If you're desperate, you can brute-force the puzzle. I usually do this as a first step to become familiar with the puzzle. Basically, you need to populate NxN squares with integers from 1 to N inclusive, following the following constraints:

• Each integer appears in every row exactly once
• Each integer appears in every column exactly once
• The row "clues" are satisfied
• The column "clues" are satisfied

The brute force solution would work like this. First, represent the board as a 2D array of integers. Then write a function is_valid_solution that returns True if the board satisfies the above constraints, and False otherwise. This part is relatively easy to do in O(N^2).

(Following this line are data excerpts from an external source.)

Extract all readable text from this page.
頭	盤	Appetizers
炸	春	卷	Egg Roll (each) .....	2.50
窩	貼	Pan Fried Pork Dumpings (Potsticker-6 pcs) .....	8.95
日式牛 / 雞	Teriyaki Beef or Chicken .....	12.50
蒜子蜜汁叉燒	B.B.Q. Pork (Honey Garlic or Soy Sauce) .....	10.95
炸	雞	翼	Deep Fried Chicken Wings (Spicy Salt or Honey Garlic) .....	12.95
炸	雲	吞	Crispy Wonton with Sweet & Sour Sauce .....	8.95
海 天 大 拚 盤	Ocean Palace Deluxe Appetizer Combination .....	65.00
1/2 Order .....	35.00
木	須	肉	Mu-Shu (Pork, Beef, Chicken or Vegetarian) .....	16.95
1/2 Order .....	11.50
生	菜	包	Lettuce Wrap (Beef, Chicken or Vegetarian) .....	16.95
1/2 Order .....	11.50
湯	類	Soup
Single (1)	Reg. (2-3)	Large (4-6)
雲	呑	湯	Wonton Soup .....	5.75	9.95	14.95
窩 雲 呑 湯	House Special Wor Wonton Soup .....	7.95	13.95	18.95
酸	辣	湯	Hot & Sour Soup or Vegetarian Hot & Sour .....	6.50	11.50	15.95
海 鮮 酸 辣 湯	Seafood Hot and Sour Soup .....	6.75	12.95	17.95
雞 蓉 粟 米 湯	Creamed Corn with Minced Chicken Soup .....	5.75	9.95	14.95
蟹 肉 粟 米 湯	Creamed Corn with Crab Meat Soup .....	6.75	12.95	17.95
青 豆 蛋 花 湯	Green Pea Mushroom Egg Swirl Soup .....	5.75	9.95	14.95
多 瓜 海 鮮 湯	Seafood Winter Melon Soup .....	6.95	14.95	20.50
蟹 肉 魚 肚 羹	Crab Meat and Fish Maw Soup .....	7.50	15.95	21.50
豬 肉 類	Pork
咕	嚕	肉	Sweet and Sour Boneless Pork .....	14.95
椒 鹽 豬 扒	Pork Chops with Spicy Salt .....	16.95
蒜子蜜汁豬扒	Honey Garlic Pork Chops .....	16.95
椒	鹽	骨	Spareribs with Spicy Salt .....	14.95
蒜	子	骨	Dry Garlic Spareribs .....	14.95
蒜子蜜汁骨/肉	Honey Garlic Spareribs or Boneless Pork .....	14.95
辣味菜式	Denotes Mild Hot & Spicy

Finally, iterate over the possible board permutations, and call is_valid_solution for each permutation. When that returns True, you've found a solution. There are a total of N^(NxN) possible arrangements, so your complete solution will be O(N^(NxN)). You can do better by using the above constraints for reducing the search space.

The above method will take a relatively long while to run (O(N^(NxN)) is pretty horrible for an algorithm), but you'll (eventually) get a solution. When you've got that working, try to think of a better way to to it; if you get stuck, then come back here.

EDIT

A slightly better alternative to the above would be to perform a search (e.g. depth-first) starting with an empty board. At each iteration of the search, you'd populate one cell of the table with a number (while not violating any of the constraints). Once you happen to fill up the board, you're done.

Here's pseudo-code for a recursive brute-force depth-first search. The search will be NxN nodes deep, and the branching factor at each node is at most N. This means you will need to examine at most 1 + N + N^2 + ... + N^(N-1) or (N^N-1)/(N-1) nodes. For each of these nodes, you need to call is_valid_board which is O(N^2) in the worst case (when the board is full).

def fill_square(board, row, column):
  if row == column == N-1: # the board is full, we're done
    print board
    return
  next_row, next_col = calculate_next_position(row, col)
  for value in range(1, N+1):
    next_board = copy.deepcopy(board)
    next_board[row][col] = value
    if is_valid_board(next_board):
      fill_square(next_board, next_row, next_col)

board = initialize_board()
fill_square(board, 0, 0)

The function calculate_next_position selects the next square to fill. The easiest way to do this is just a scanline traversal of the board. A smarter way would be to fill rows and columns alternately.

Answer 3

Misha showed you the brute-force way. A much faster recursive algorithm can be made based on constraint propagation. Peter Norvig (head of Google Research) wrote an excellent article about how to use this technique to solve Sudoku with python. Read it and try to understand every detail, you will learn a lot, guaranteed. Since the skyscraper puzzle has a lot in common with Sudoku (without the 3X3 blocks, but with some extra constraints given by the numbers on the edge), you could probably steal a lot of his code.

You start, as with Sudoku, where each field has a list of all the possible numbers from 1..N. After that, you look at one horizontal/vertical line or edge clue at a time and remove illegal options. E.g. in a 5x5 case, an edge of 3 excludes 5 from the first two and 4 from the first squares. The constraint propagation should do the rest. Keep looping over edge constraints until they are fulfilled or you get stuck after cycling through all constraints. As shown by Norvig, you then start guessing and remove numbers in case of a contradiction.

In case of Sudoku, a given clue has to be processed only once, since once you assign a single number to one square (you remove all the other possibilities), all the information of the clue has been used. With the skyscrapers, however, you might have to apply a given clue several times until it is totally satisfied (e.g. when the complete line is solved).